To describe this process of how tender rejections predict rates in a market, FreightWaves created the Freight Market Waterfall Theory, which is outlined below.
Freight rates are dictated by routing guide compliance. A shipper that achieves nearly 100% routing guide compliance will continue to optimize its spending by taking advantage of lower-priced carriers. If a shipper sees compliance in its routing guide break down, it will be forced to buy capacity in the spot market, often at higher rates.
If a market is decelerating (tender rejections are falling), spot rates are likely to fall until they hit the market floor.
The market floor is equivalent to the collective operating cost of carriers. At this point, rates are unlikely to fall further.
If a market is flat (tender rejections are near zero), in the short term there will be continued downward pressure on spot rates until rates hit the market floor.
If a flat market continues for more than a few months, contract rates are likely to fall towards the market floor.
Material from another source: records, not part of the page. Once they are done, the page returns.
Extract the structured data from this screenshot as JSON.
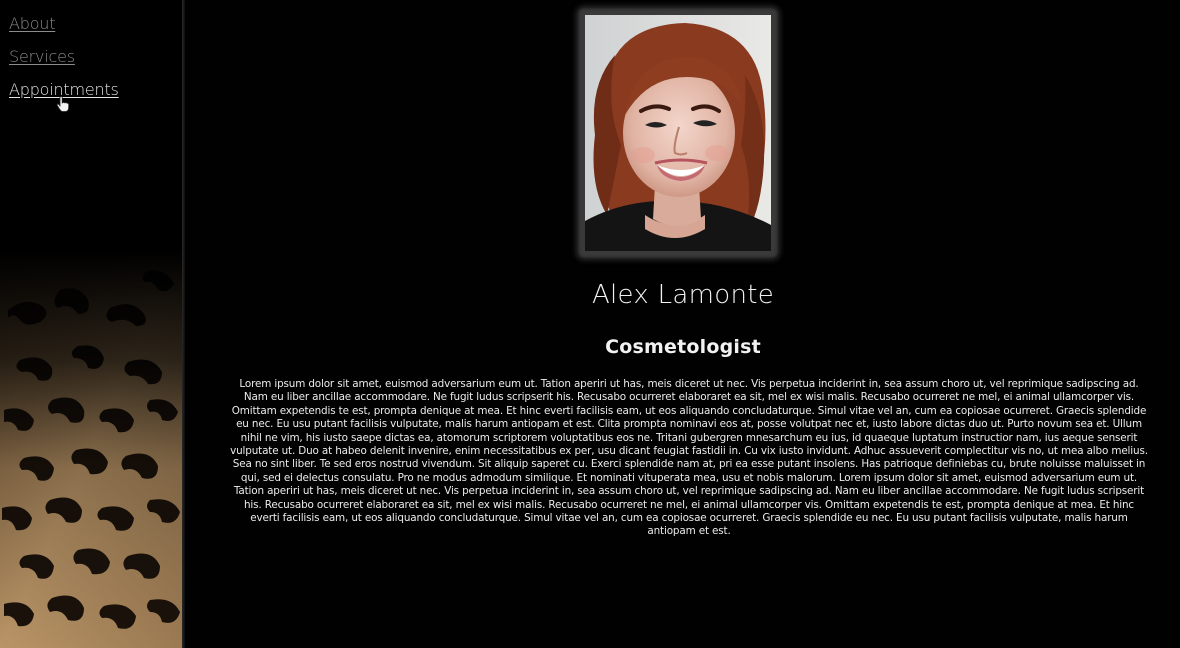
{
  "nav": {
    "items": [
      {
        "label": "About"
      },
      {
        "label": "Services"
      },
      {
        "label": "Appointments"
      }
    ]
  },
  "profile": {
    "name": "Alex Lamonte",
    "title": "Cosmetologist",
    "bio": "Lorem ipsum dolor sit amet, euismod adversarium eum ut. Tation aperiri ut has, meis diceret ut nec. Vis perpetua inciderint in, sea assum choro ut, vel reprimique sadipscing ad. Nam eu liber ancillae accommodare. Ne fugit ludus scripserit his. Recusabo ocurreret elaboraret ea sit, mel ex wisi malis. Recusabo ocurreret ne mel, ei animal ullamcorper vis. Omittam expetendis te est, prompta denique at mea. Et hinc everti facilisis eam, ut eos aliquando concludaturque. Simul vitae vel an, cum ea copiosae ocurreret. Graecis splendide eu nec. Eu usu putant facilisis vulputate, malis harum antiopam et est. Clita prompta nominavi eos at, posse volutpat nec et, iusto labore dictas duo ut. Purto novum sea et. Ullum nihil ne vim, his iusto saepe dictas ea, atomorum scriptorem voluptatibus eos ne. Tritani gubergren mnesarchum eu ius, id quaeque luptatum instructior nam, ius aeque senserit vulputate ut. Duo at habeo delenit invenire, enim necessitatibus ex per, usu dicant feugiat fastidii in. Cu vix iusto invidunt. Adhuc assueverit complectitur vis no, ut mea albo melius. Sea no sint liber. Te sed eros nostrud vivendum. Sit aliquip saperet cu. Exerci splendide nam at, pri ea esse putant insolens. Has patrioque definiebas cu, brute noluisse maluisset in qui, sed ei delectus consulatu. Pro ne modus admodum similique. Et nominati vituperata mea, usu et nobis malorum. Lorem ipsum dolor sit amet, euismod adversarium eum ut. Tation aperiri ut has, meis diceret ut nec. Vis perpetua inciderint in, sea assum choro ut, vel reprimique sadipscing ad. Nam eu liber ancillae accommodare. Ne fugit ludus scripserit his. Recusabo ocurreret elaboraret ea sit, mel ex wisi malis. Recusabo ocurreret ne mel, ei animal ullamcorper vis. Omittam expetendis te est, prompta denique at mea. Et hinc everti facilisis eam, ut eos aliquando concludaturque. Simul vitae vel an, cum ea copiosae ocurreret. Graecis splendide eu nec. Eu usu putant facilisis vulputate, malis harum antiopam et est."
  },
  "colors": {
    "background": "#000000",
    "text": "#f2f2f2",
    "nav_link": "#8c8c8c",
    "nav_link_active": "#e6e6e6",
    "frame": "#3a3a3a"
  },
  "icons": {
    "cursor": "hand-pointer-icon",
    "sidebar_texture": "leopard-print-pattern"
  }
}
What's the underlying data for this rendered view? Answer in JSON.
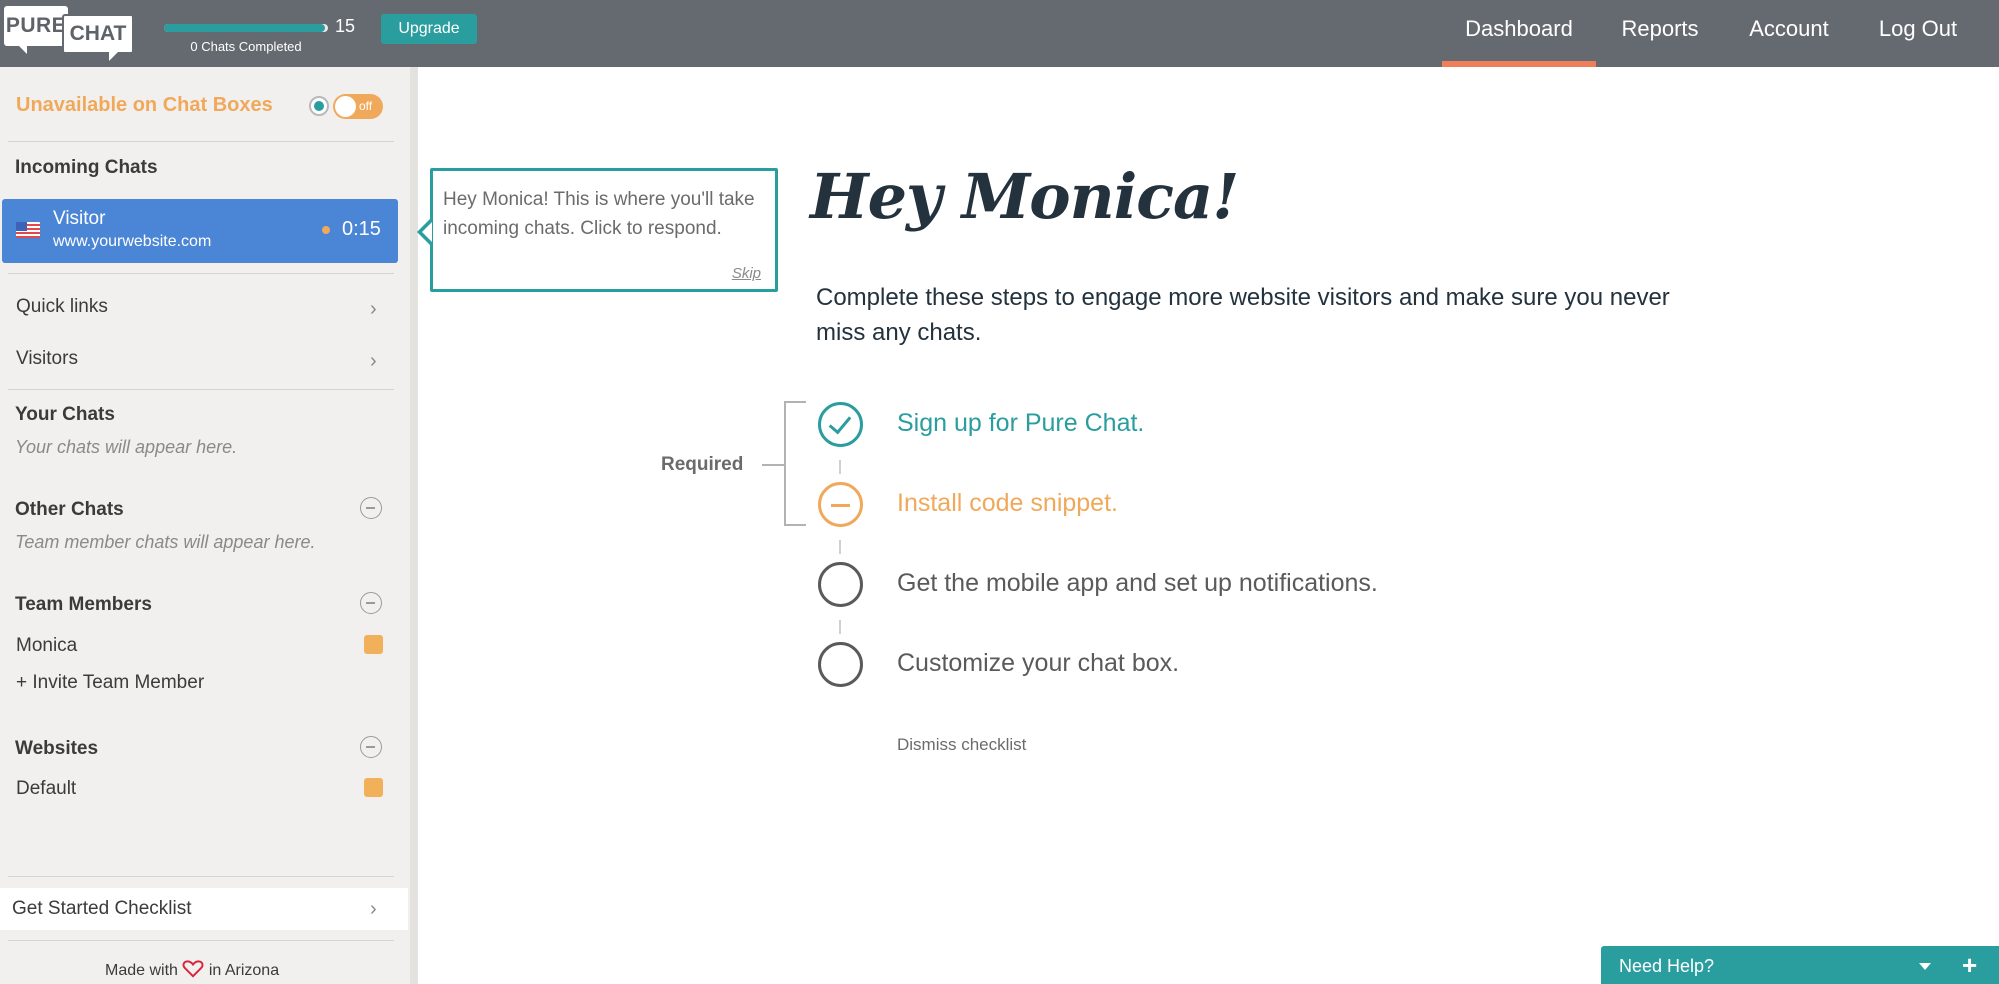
{
  "app": {
    "logo_top": "PURE",
    "logo_bottom": "CHAT",
    "chats_completed_count": "15",
    "chats_completed_label": "0 Chats Completed",
    "chats_progress_fraction": 0.98,
    "upgrade_label": "Upgrade"
  },
  "nav": {
    "items": [
      {
        "label": "Dashboard",
        "active": true
      },
      {
        "label": "Reports",
        "active": false
      },
      {
        "label": "Account",
        "active": false
      },
      {
        "label": "Log Out",
        "active": false
      }
    ]
  },
  "sidebar": {
    "availability_label": "Unavailable on Chat Boxes",
    "toggle_label": "off",
    "incoming_title": "Incoming Chats",
    "incoming_chat": {
      "name": "Visitor",
      "site": "www.yourwebsite.com",
      "time": "0:15",
      "flag": "us-flag-icon"
    },
    "quick_links_label": "Quick links",
    "visitors_label": "Visitors",
    "your_chats_title": "Your Chats",
    "your_chats_empty": "Your chats will appear here.",
    "other_chats_title": "Other Chats",
    "other_chats_empty": "Team member chats will appear here.",
    "team_members_title": "Team Members",
    "members": [
      {
        "name": "Monica",
        "color": "#f0b15a"
      }
    ],
    "invite_label": "+ Invite Team Member",
    "websites_title": "Websites",
    "websites": [
      {
        "name": "Default",
        "color": "#f0b15a"
      }
    ],
    "checklist_label": "Get Started Checklist",
    "made_with_prefix": "Made with",
    "made_with_suffix": "in Arizona"
  },
  "tooltip": {
    "text": "Hey Monica! This is where you'll take incoming chats. Click to respond.",
    "skip_label": "Skip"
  },
  "main": {
    "greeting": "Hey Monica!",
    "intro": "Complete these steps to engage more website visitors and make sure you never miss any chats.",
    "required_label": "Required",
    "steps": [
      {
        "label": "Sign up for Pure Chat.",
        "status": "done"
      },
      {
        "label": "Install code snippet.",
        "status": "pending"
      },
      {
        "label": "Get the mobile app and set up notifications.",
        "status": "todo"
      },
      {
        "label": "Customize your chat box.",
        "status": "todo"
      }
    ],
    "dismiss_label": "Dismiss checklist"
  },
  "help": {
    "label": "Need Help?"
  },
  "colors": {
    "topbar": "#656a70",
    "accent_teal": "#2a9d9f",
    "accent_orange": "#f0a95a",
    "active_tab": "#ef7f5a",
    "chat_blue": "#4b86d6"
  }
}
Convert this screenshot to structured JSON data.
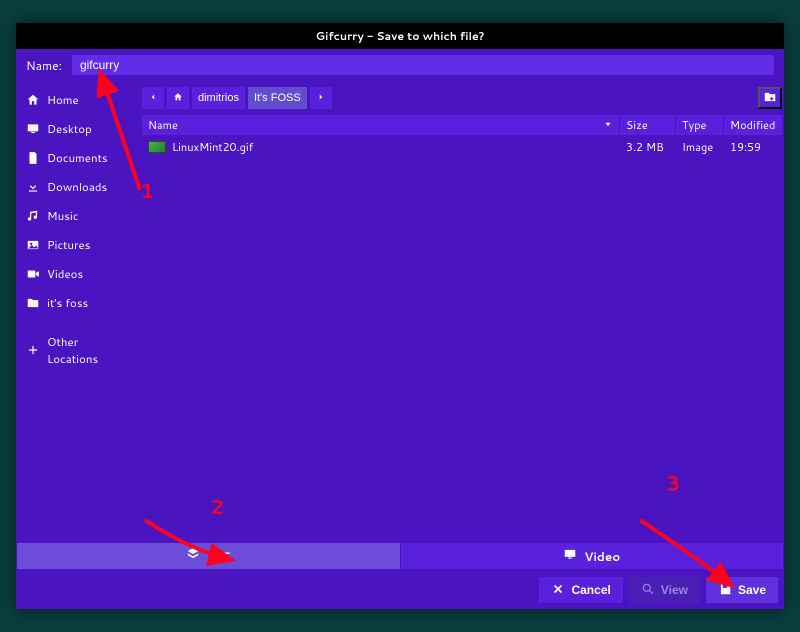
{
  "title": "Gifcurry - Save to which file?",
  "name_label": "Name:",
  "name_value": "gifcurry",
  "sidebar": {
    "items": [
      {
        "label": "Home"
      },
      {
        "label": "Desktop"
      },
      {
        "label": "Documents"
      },
      {
        "label": "Downloads"
      },
      {
        "label": "Music"
      },
      {
        "label": "Pictures"
      },
      {
        "label": "Videos"
      },
      {
        "label": "it's foss"
      },
      {
        "label": "Other Locations"
      }
    ]
  },
  "path": {
    "segments": [
      {
        "label": "dimitrios"
      },
      {
        "label": "It's FOSS"
      }
    ]
  },
  "columns": {
    "name": "Name",
    "size": "Size",
    "type": "Type",
    "modified": "Modified"
  },
  "files": [
    {
      "name": "LinuxMint20.gif",
      "size": "3.2 MB",
      "type": "Image",
      "modified": "19:59"
    }
  ],
  "toggle": {
    "gif": "GIF",
    "video": "Video"
  },
  "actions": {
    "cancel": "Cancel",
    "view": "View",
    "save": "Save"
  },
  "annotations": [
    "1",
    "2",
    "3"
  ]
}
If a market is strengthening (tender rejections are increasing), there will be upward pressure on rates. There is no ceiling on rates, but if rates stay high for an extended period of time, new capacity will enter the market.
How SONAR uses The Waterfall Theory to Create Predictive Rates
SONAR tracks routing guide compliance by tracking tender rejections and other data to determine if routing guides are likely to break down in the near future. This data is then compiled and compared to other data sets, including financial and operational data from hundreds of carriers, brokers and shippers.
Using data derived from hundreds of operating and financial metrics of over 200 carriers, we calculated the average operating cost of carriers across the market. We then backed this into the “base rate” across the market. The base rate is the cost of what it takes to operate a truck in the market.
Then we built an algorithm that multiplies the base rate against the tender rejection data to get the current market condition rate, using historical market spot rates.
The market condition rate is then trained against the HAUL index to allow for individual market conditions. If a market has a negative HAUL value, it is considered a backhaul market and rates can fall below the base rate. If a market has a positive HAUL value, it’s considered a headhaul market.
The rate for any given lane is determined by both the origin and destination; the price of a truck has as much to do with the attractiveness of certain destination markets as it does with the availability of trucks in a given origin market.
Adjusting the base rate by conditions in those markets gives the FreightWaves data science team a model of “today’s rate” by origin/destination pair.
Today’s rate is then forecasted out a year by looking at the historical rates and future direction of the market, using SONAR data from thousands of sources. The rates adjust for seasonality variations in the model and other financial and operational components.
The model also becomes smarter over time as more data is fed into it. Significantly, our models for each market interact with each other, so for example, a surge in volume in Atlanta will affect how we think about the availability of capacity out of Macon.